Will, of course, goes into much more detail than my analysis, but what you should take away from posts like these is that these operations don't exist in a silo and typically have a lineage going back decades in some scenarios.
DPRK IT Workers Expanding in Scope and Scale by Jamie Collier
According to researchers from Google's Threat Intelligence Group, DPRK IT workers have expanded operations to Europe. According to Collier, DPRK has recruited facilitators in Europe, and now the IT workers are making headwinds into IT companies across the continent. The more concerning disclosure in the blog is the increase in the number of extortion cases by IT workers. It suggests in the blog that since the stakes are higher for IT workers, they tend to get employment and expect to get caught. So they focus on stealing data while they are in as leverage for payments.
From the CVE writeup:
“A stack-based buffer overflow in Ivanti Connect Secure before version 22.7R2.6, Ivanti Policy Secure before version 22.7R1.4, and Ivanti ZTA Gateways before version 22.8R2.2 allows a remote unauthenticated attacker to achieve remote code execution.”

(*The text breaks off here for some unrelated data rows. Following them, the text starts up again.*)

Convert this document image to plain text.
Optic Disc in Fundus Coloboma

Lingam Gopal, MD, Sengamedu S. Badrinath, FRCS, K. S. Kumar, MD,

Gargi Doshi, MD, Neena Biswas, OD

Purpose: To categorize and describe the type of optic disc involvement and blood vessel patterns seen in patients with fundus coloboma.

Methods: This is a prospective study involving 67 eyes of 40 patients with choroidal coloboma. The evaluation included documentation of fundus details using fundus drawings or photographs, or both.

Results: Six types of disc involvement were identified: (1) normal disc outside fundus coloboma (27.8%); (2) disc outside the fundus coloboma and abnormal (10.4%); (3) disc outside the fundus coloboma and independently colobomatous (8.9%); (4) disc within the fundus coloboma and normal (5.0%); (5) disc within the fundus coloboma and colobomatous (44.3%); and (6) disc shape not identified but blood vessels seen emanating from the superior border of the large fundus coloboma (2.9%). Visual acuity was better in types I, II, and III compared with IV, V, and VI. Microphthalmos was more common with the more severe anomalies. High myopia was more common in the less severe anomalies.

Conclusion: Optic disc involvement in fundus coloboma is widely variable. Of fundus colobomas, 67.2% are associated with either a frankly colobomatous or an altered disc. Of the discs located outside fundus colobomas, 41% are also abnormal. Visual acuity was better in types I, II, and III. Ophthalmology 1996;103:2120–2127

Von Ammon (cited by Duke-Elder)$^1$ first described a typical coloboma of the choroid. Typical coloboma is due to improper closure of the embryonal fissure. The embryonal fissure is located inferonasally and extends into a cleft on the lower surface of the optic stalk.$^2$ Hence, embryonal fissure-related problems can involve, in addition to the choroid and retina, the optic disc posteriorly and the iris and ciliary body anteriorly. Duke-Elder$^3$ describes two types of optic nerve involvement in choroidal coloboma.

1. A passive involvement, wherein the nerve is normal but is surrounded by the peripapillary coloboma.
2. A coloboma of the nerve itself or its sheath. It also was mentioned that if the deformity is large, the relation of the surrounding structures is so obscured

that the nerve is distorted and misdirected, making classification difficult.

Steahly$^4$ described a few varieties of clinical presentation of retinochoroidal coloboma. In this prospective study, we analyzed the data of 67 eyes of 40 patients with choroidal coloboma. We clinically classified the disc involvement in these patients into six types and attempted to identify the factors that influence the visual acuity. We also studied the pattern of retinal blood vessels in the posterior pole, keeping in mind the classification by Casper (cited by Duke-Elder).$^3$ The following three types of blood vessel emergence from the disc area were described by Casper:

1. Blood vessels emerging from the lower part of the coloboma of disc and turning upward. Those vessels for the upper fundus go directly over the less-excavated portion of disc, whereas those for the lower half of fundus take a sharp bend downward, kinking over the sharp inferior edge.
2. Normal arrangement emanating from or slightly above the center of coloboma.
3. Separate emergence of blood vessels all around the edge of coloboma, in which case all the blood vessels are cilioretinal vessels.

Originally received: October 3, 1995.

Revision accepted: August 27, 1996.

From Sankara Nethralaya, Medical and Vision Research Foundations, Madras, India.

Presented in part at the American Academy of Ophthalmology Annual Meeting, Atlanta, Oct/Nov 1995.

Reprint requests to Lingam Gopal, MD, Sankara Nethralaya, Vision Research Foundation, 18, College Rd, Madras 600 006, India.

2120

Operation HollowQuill: Malware delivered into Russian R&D Networks via Research Decoy PDFs by Subhajeet Singha
APT writeups of groups against Russian targets are few and far between, but it's nice to read them to compare and contrast what others see and report on. It's a multi-stage infection with your usual suspects: malicious RAR archive, an executable stored in a PDF's resource section, and ending in Cobalt Strike. Even Western APTs use Cobalt Strike!
🔗 Open Source
awesome-mcp-servers by appcypher
If you haven’t read about Model Context Protocol (MCP) servers, it’s probably one of the more exciting developments in LLM technology I’ve read in the last 6 months. MCP servers allow you to map LLM prompts locally to other LLMs in remote servers, and can help build integrations with LLMs. I think there’s going to be some exciting security use cases for this, so my hope is this list has security MCP servers.
SysCall_ShellcodeLoad_Csharp by Kara-4search
Shellcall loader written in CSharp. Leverages direct syscalls to bypass EDR hooks.
markitdown by microsoft
Python utility that converts all kinds of documents into pure Markdown. The idea behind this is to build analysis pipelines of blogs, PDFs, docs, send it to markdown, and then use LLMs over it. Also has it’s own MCP!
falsecho by BEND0US
This repository is advertised as an advanced phishing framework, but it’s a little different than the likes of evilginx. It pulls data from webcams, microphones and clipboard content, so it’s more like a stealer but you can also load phishing pages.
peeko by b3rito
peeko is an XSS-based C2 framework that you can inject on victim pages. It’s a post-exploitation framework kind of like Cobalt Strike. It has a surprising amount of functionality: local LAN scanning, file delivery and running arbitrary javascript.
My complaint about UEBA has always been that 'behavioral' anomalies are overall quite common and almost all false positives. There is nothing inherently malicious about an anomaly. Every time I have looked at an anomaly that was actually malicious, there is always some much simpler method of detection because something happened that should never happen. Looking at failed logons followed by success? That's a false positive factory. It happens all the time, with a lot of different causes.